John Wayne, who had lost his entire left lung and several ribs in major surgery for cancer in 1964, had great difficulty breathing on an airplane while flying to the location for the start of filming and had to use an oxygen mask throughout the journey. Kirk Douglas recalled that he hadn't realized just how fragile Wayne was until this moment.
During the production, Kirk Douglas was late to the set because he was shooting a commercial endorsement for the Democratic Governor of California, Edmund G. Brown. John Wayne was furious, and was late to work the next day because he was shooting a commercial for the Republican candidate Ronald Reagan.
In the initial release cut of the film, when bare-chested Kirk Douglas walks away after John Wayne leaves his room, Douglas was nude.

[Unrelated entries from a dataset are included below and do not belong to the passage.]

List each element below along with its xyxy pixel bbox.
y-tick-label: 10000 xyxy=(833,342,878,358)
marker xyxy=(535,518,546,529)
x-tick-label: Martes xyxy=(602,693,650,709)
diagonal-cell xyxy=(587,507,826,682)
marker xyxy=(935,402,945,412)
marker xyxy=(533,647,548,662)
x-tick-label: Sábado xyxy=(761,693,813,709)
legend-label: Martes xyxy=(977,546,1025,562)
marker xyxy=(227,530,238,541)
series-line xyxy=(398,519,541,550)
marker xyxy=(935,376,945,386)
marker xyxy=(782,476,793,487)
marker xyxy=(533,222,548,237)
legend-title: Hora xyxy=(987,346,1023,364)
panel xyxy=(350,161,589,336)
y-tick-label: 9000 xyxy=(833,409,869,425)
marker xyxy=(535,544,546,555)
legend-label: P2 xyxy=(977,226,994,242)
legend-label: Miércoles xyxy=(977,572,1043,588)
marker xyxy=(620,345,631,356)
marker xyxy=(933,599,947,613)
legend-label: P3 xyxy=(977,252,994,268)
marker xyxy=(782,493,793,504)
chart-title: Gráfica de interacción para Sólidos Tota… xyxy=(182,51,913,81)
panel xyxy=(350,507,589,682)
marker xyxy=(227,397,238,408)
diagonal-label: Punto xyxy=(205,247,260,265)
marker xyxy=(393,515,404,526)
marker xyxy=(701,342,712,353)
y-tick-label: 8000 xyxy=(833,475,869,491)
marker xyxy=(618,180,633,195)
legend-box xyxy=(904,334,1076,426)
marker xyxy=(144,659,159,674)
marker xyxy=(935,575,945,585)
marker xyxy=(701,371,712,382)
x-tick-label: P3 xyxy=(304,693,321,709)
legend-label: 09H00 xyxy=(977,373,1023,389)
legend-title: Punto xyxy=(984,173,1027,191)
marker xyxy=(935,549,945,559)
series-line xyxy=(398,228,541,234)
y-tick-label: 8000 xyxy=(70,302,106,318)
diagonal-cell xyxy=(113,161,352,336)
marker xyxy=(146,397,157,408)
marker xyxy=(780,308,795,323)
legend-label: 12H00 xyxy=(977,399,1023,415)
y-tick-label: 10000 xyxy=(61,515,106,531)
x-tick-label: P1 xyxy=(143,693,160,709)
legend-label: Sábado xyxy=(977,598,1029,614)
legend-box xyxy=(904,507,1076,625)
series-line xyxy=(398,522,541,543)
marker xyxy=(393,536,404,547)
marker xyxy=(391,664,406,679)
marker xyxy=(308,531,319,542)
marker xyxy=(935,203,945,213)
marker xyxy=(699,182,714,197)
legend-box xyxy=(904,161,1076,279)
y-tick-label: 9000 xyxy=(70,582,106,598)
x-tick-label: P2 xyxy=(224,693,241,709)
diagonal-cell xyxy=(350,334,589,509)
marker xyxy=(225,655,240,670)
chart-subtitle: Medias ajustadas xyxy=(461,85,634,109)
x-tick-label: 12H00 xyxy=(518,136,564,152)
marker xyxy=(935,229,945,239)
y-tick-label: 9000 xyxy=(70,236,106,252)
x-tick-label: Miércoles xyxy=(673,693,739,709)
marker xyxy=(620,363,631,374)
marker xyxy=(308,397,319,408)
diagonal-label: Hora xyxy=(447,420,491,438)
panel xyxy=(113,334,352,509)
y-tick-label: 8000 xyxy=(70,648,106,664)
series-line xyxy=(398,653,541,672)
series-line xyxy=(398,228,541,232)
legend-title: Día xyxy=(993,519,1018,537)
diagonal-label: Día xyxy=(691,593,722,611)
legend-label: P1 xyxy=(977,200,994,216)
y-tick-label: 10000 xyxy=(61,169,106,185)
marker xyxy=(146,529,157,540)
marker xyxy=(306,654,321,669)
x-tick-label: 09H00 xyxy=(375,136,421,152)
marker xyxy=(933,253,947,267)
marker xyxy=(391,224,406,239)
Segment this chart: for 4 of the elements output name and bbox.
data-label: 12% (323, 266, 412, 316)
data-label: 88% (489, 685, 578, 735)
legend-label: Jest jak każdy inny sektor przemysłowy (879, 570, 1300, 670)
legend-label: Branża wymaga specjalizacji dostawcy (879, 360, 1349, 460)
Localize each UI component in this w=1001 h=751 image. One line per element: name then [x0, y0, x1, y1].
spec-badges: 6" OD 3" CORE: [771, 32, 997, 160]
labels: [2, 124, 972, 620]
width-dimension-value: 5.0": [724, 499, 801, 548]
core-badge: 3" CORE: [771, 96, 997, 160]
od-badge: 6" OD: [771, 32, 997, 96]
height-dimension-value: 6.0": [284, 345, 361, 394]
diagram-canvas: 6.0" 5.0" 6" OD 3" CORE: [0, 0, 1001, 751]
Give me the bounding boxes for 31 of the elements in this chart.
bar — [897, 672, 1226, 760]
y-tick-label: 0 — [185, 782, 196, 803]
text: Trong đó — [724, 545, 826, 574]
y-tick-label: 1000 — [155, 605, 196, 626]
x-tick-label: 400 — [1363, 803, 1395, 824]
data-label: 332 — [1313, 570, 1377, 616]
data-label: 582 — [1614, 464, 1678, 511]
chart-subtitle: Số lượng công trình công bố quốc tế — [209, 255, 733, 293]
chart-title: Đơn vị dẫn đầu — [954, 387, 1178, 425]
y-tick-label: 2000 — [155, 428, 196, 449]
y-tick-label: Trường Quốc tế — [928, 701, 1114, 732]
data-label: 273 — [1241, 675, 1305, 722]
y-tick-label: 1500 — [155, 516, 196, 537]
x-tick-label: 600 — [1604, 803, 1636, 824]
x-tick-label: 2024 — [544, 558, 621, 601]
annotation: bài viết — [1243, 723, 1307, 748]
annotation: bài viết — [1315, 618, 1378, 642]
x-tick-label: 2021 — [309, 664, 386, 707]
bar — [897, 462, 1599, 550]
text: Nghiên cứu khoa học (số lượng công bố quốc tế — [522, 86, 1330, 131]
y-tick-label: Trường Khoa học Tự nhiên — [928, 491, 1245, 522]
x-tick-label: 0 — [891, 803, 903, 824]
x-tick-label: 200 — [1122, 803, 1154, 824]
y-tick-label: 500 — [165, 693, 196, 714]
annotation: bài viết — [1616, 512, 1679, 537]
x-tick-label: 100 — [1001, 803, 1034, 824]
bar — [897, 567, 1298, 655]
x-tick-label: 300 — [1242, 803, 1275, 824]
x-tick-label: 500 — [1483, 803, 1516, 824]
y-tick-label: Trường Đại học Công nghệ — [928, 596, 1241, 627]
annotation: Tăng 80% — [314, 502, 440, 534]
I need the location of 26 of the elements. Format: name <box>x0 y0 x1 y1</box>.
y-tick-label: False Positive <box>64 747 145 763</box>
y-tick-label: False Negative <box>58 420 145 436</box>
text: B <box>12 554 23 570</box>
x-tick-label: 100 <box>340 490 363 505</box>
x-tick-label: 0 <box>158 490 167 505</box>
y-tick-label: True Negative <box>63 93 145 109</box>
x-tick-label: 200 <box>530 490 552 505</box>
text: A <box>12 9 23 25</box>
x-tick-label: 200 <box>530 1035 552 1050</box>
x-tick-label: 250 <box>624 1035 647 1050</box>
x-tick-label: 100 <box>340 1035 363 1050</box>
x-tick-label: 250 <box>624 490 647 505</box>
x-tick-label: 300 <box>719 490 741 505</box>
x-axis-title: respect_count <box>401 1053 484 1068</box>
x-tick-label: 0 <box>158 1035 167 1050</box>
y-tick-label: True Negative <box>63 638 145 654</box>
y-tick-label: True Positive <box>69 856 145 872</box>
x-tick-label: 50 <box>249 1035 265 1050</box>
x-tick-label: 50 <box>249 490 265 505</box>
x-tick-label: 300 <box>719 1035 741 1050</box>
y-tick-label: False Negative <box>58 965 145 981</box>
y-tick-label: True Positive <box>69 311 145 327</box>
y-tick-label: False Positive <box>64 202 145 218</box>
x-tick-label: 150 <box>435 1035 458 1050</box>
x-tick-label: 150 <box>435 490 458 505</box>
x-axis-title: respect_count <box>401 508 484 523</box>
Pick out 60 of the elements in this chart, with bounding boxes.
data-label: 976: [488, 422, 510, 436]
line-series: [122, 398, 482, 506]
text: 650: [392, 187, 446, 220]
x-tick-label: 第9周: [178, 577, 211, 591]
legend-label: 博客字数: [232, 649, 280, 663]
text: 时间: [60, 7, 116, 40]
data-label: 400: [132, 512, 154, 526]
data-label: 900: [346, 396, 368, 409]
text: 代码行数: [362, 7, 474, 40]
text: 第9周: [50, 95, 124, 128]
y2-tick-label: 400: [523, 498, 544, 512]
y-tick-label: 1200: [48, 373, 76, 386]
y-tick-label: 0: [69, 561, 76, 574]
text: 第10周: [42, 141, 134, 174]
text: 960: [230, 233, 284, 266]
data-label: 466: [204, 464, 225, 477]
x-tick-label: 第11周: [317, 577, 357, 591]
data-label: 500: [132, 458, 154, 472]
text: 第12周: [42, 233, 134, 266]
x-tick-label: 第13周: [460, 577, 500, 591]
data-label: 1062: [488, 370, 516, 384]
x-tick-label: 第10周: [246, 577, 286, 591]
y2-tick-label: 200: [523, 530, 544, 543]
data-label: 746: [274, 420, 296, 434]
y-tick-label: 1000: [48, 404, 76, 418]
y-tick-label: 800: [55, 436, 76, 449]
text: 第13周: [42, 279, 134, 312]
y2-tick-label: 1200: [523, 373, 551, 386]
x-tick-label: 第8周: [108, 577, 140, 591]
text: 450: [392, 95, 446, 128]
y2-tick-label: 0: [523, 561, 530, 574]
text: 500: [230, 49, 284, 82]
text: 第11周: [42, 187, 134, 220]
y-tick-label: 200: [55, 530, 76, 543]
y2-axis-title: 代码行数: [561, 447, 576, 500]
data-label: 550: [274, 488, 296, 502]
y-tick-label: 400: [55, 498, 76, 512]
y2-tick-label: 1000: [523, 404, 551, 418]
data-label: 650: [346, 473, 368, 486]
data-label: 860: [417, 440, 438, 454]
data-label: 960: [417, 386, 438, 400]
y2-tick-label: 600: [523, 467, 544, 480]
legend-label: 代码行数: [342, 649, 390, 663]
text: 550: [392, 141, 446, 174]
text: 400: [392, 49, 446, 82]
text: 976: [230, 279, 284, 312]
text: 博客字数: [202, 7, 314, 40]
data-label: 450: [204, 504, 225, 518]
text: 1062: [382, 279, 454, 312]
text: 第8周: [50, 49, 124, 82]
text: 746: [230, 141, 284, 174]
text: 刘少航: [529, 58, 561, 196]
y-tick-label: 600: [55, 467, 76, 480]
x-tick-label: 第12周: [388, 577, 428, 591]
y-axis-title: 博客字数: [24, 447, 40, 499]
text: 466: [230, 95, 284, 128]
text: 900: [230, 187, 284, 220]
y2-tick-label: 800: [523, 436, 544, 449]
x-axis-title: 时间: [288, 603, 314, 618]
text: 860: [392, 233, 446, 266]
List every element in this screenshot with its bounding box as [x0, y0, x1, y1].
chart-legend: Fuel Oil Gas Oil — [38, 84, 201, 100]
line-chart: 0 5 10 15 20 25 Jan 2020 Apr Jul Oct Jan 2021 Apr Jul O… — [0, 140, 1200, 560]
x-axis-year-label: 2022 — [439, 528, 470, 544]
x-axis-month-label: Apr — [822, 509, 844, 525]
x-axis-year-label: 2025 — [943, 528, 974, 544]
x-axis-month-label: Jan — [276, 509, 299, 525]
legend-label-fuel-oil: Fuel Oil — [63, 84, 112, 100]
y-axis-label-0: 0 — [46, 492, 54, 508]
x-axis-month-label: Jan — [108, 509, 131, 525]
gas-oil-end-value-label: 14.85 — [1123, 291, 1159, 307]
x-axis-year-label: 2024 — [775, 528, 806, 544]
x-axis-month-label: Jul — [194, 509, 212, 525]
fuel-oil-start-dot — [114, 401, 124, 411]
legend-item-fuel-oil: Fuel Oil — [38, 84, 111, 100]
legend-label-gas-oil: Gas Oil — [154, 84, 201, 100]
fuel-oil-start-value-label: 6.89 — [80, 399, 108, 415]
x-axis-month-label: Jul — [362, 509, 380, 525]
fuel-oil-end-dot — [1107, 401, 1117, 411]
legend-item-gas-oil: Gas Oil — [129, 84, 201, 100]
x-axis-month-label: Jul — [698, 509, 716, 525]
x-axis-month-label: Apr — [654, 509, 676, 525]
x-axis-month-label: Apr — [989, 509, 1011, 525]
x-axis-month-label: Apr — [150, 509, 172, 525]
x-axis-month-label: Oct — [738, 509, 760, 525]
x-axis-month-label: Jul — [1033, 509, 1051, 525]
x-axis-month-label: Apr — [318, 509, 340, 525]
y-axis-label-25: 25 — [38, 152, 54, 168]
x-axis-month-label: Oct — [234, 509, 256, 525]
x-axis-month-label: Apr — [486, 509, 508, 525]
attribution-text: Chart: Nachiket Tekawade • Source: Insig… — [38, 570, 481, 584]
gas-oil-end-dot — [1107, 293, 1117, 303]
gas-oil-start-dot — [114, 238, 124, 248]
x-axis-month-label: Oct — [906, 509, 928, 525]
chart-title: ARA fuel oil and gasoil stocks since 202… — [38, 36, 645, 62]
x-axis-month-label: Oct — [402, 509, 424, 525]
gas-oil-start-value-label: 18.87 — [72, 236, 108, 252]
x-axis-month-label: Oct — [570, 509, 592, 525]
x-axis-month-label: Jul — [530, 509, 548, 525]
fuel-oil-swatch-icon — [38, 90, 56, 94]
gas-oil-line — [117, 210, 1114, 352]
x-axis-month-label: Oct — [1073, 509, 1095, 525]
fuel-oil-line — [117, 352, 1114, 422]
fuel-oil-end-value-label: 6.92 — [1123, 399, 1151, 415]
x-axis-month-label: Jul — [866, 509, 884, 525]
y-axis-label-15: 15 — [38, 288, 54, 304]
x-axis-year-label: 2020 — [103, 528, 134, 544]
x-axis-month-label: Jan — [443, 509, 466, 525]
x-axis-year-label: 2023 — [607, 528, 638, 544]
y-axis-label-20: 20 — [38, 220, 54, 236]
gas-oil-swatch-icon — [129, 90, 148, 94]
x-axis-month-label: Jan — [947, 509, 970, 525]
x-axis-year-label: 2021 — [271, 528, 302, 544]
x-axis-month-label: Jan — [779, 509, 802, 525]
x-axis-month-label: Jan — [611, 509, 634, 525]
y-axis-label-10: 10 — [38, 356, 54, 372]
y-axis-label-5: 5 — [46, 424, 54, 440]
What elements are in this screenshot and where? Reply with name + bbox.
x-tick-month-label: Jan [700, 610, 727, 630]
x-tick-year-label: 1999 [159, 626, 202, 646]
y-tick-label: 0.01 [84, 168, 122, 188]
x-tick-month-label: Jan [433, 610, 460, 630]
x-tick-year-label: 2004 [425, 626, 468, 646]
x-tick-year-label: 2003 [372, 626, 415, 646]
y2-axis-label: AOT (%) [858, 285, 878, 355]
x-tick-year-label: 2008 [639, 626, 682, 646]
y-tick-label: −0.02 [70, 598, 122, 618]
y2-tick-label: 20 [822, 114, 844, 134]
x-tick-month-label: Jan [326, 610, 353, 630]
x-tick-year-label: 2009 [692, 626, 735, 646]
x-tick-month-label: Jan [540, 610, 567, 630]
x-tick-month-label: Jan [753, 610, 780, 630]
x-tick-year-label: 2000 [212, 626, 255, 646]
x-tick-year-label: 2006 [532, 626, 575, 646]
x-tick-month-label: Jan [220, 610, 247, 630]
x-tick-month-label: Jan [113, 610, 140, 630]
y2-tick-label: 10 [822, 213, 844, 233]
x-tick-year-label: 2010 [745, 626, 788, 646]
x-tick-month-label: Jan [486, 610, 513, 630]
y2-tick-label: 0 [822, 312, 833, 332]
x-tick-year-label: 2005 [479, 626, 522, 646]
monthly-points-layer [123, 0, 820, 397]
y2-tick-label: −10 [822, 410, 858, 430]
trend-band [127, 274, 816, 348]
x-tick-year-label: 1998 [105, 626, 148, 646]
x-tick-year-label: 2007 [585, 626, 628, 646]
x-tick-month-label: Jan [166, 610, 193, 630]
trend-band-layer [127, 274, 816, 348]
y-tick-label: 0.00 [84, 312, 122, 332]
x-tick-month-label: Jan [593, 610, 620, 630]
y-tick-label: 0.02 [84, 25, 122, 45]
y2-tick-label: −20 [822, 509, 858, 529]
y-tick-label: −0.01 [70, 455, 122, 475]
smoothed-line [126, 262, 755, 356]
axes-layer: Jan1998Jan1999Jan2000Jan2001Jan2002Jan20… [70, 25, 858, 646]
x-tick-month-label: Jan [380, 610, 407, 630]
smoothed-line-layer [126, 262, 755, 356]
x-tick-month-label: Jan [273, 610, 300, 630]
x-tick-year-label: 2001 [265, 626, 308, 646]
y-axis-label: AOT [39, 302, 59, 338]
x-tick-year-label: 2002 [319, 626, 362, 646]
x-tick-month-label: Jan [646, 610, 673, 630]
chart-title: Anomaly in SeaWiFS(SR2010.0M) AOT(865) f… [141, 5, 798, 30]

In other versions, the scene is cut just before Douglas' buttocks are revealed.
The War Wagon itself was built mostly of plywood and other lightweight materials, and painted to look like iron; appropriate "metallic" sound effects - such as when the "heavy" iron doors are opened and closed, etc. - were added to complete the illusion. For many years, at least through the 1980s, the deteriorating remains of the War Wagon were displayed in "The Boneyard" (a collection of old outdoor movie props) as part of the Universal Studios Backlot Tour in California.
According to the production notes on the 2003 DVD release, Keenan Wynn's battered hat that he wears in the picture was Leslie Howard's Confederate cavalry hat from Gone with the Wind (1939) which Wynn purloined from MGM. Wynn first wore the hat in a 1942 MGM screen test and "wore it in every picture he made".
Kirk Douglas was one of the few people in Hollywood who did not refer to John Wayne as "Duke", citing his dislike of nicknames. Curiously, Yakima Canutt, an expert stuntman and second unit director and one of Wayne's oldest friends in the business, also called him "John" in most print interviews.
The wagon itself, made mostly of gray painted plywood to resemble steel, with carriage bolts to look like rivet heads, was on display at Universal Studio in Orlando, Florida, during the 1990s. Interestingly, one hub on the wagon was originally on a piece of John Deere farm equipment, as evidenced by the John Deere name cast in the hub.
This movie was filmed in Durango, Mexico. The big rocks that you see is an area called "Los Organos" which translates The Organs, since they resemble organs. This area is vast and open to turists now. John Wayne filmed several movies here and also in a near town called "El Ojo de Agua" also in Durango know for its beautiful cascades.